Source: The Scotsman, 12th December 1910
Source: Aberdeen Daily Journal, 12th December 1910
PLAY AND PLAYERS.The Hibs were best served by their defence. We have before praised Allan between the posts, and on Saturday he made some excellent saves; while Birrell and S. Allan had the opposing forwards better in hand than any backs we have seen. The halves were wild and erratic, getting rid of the ball, at any price, so that their forwards did not combine as a line. Callaghan and Anderson caught the eye most in the front line. On the Aberdeen side, King, with the exception of the first goal, did well, and saved several splendid shots. Colman and Hume were not up to their usual standard, and miskicked more than we have ever seen them. The halves were good, and worked hard, and no fault can be laid to them for the defeat. On the other hand, the forwards played well in the outfield, and worked the ball splendidly towards goal; but when there they failed in a greater degree than we have observed them this season. As a substitute for Lennie, Neilson made a very creditable appearance, justifying his selection and doing everything that was required of him. It would he difficult to explain how the forwards lost their sting at goalmouth, for they had cruel luck on many ocasions, and, in our opinion the game should have ended level.

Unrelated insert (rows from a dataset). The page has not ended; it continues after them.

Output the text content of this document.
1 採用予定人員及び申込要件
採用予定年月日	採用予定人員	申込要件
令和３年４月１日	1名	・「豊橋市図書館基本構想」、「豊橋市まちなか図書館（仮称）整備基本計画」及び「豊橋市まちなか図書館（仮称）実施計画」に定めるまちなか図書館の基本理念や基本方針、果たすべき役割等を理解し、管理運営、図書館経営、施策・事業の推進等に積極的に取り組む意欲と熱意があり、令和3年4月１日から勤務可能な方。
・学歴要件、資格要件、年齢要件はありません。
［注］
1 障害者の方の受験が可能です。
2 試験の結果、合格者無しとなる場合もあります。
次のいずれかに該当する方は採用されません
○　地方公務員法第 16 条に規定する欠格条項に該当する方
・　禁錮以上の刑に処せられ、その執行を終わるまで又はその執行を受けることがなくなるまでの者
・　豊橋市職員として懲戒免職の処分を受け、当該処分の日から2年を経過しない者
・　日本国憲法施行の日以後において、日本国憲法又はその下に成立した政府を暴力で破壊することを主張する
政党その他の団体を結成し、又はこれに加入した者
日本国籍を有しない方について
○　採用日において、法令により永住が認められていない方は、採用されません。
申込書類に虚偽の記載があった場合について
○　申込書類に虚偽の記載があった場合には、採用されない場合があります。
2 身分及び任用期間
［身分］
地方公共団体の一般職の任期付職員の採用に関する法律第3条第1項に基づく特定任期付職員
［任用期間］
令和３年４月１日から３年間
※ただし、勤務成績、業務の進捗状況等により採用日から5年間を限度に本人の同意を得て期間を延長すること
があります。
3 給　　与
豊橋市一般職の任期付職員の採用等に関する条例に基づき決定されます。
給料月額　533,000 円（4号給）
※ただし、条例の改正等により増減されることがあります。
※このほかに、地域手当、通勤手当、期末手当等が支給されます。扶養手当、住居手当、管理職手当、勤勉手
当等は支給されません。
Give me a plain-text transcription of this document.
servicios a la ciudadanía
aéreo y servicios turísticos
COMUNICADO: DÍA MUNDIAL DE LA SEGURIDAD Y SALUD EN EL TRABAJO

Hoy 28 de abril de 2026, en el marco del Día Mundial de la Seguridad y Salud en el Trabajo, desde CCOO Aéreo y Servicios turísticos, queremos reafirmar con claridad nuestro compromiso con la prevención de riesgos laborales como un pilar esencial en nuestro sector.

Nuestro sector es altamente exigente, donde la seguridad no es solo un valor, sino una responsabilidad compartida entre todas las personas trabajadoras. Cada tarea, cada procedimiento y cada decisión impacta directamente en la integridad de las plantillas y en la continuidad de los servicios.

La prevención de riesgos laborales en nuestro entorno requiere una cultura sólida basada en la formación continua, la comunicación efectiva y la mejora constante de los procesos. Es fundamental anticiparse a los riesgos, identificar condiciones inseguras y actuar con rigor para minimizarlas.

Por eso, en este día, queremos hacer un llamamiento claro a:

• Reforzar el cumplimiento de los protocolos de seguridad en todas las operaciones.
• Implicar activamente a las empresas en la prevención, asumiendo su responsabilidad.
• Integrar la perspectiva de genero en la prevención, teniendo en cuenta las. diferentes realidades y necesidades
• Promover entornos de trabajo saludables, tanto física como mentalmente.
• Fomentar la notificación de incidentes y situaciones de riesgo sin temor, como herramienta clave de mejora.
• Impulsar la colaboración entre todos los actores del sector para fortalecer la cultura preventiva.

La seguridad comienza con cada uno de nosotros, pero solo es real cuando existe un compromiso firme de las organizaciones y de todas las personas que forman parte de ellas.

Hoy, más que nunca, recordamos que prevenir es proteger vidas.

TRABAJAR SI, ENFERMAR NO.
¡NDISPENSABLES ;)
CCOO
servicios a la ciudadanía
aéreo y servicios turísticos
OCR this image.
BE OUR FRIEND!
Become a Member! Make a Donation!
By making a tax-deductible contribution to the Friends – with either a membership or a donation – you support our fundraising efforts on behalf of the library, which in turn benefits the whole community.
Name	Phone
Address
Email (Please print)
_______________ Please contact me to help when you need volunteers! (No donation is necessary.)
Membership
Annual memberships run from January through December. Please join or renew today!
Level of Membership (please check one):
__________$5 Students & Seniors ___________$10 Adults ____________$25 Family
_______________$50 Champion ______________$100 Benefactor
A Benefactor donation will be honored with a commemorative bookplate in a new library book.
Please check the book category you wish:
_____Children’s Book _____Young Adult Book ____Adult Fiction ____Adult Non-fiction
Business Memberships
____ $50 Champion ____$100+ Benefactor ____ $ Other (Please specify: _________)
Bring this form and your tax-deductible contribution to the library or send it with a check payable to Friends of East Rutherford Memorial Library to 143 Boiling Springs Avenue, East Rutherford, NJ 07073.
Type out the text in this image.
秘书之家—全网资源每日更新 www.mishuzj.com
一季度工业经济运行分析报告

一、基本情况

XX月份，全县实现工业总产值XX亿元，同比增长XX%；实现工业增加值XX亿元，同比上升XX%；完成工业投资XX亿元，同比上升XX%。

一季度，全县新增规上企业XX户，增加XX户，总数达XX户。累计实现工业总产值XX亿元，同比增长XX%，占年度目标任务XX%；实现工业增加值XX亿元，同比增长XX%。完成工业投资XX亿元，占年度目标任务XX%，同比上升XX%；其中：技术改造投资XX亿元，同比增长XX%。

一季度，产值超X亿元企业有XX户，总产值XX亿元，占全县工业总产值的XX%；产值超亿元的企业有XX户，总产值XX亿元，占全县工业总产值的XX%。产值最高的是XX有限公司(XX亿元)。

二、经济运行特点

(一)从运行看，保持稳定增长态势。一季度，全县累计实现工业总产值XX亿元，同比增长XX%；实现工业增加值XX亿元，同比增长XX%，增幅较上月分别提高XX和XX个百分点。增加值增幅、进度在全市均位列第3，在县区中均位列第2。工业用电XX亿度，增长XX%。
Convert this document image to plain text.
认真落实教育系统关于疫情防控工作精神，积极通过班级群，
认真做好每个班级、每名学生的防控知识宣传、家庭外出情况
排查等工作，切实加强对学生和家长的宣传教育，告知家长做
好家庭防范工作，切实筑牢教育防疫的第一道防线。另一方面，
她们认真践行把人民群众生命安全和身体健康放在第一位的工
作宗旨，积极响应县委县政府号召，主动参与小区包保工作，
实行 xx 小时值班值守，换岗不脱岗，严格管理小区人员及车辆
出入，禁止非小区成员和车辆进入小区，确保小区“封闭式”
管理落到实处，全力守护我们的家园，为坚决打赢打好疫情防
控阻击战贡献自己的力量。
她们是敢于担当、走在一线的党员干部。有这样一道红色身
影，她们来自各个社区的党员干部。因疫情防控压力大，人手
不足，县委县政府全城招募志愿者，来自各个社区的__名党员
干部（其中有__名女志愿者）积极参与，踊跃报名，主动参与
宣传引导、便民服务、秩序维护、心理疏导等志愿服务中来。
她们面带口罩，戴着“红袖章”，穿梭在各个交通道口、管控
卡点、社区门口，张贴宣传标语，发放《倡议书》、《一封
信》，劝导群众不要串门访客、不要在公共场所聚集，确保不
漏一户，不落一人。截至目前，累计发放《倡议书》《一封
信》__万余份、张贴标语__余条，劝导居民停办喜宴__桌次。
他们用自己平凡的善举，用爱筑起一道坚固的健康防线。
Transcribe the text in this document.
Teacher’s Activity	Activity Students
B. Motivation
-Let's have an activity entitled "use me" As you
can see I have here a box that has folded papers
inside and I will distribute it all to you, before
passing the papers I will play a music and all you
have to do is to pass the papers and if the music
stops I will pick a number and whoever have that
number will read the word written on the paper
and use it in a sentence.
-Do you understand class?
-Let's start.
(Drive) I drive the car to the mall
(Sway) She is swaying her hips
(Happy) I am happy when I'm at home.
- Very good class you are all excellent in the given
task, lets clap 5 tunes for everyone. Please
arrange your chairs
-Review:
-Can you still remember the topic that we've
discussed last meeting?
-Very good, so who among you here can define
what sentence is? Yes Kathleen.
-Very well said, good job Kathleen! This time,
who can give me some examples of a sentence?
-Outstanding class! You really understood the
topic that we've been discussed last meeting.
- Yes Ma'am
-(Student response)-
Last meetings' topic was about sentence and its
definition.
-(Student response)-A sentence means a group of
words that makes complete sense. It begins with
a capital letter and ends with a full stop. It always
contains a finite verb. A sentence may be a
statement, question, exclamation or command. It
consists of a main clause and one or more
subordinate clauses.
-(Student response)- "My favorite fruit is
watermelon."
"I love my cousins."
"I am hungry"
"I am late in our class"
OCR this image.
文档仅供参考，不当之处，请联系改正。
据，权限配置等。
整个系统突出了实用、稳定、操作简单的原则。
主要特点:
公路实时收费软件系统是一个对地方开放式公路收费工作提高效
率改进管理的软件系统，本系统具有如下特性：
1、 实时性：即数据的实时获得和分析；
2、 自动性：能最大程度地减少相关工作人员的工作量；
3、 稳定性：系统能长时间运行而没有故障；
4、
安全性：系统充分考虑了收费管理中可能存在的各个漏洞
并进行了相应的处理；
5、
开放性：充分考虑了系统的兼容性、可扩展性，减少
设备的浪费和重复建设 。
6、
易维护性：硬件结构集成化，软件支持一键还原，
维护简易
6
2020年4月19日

CHATTY BITS.Saturday was a day of surprises. Points were lost by the leading clubs that were least expected. The sensation of the week has been the departure of A. Logan from Faikirk, and Bowie, the Q.P. amateur, has gone over to the Rangers. These changes at this time of the year mean building up and a corresponding weakening of the team they leave. The sixty-four clubs interested in the English cup produce a rare medley in the draw. What will the Scottish draw be like? It is made this week. It is reported that Tom Robertson, the famous Scottish referee, is ill with an injured ankle, and will be unable to officiate for some time. The International this year between England and Scotland will be played on the grounds of the Everton club, Goodison Park, Liverpool. The Rugby attraction at Pittodrie failed to awaken enthusiasm amongst the general public, there being a very poor gate. Of course the weather was greatly responsible for this; for had the weather been fine, there would have been a much larger crowd present. As it was, the receipts will hardly pay either the Rugby Union or the Aberdeen F.C., but these things have to be taken on risk. The players were immensely pleased with the condition of the pitch, and expected it to be much heavier than it was. The North created a record by defeating the South for the first time since these trials were started. We should have liked to have seen a ten thousand crowd witnessing the game on Saturday, when they would have got a few wrinkles. What amazed many of the "soccer" enthusiasts was when a player was laid out, for no notice was taken of it till the movement had finished. The referee would have got his "kingdom come," had an Association player been allowed to lie three minutes without being attended to.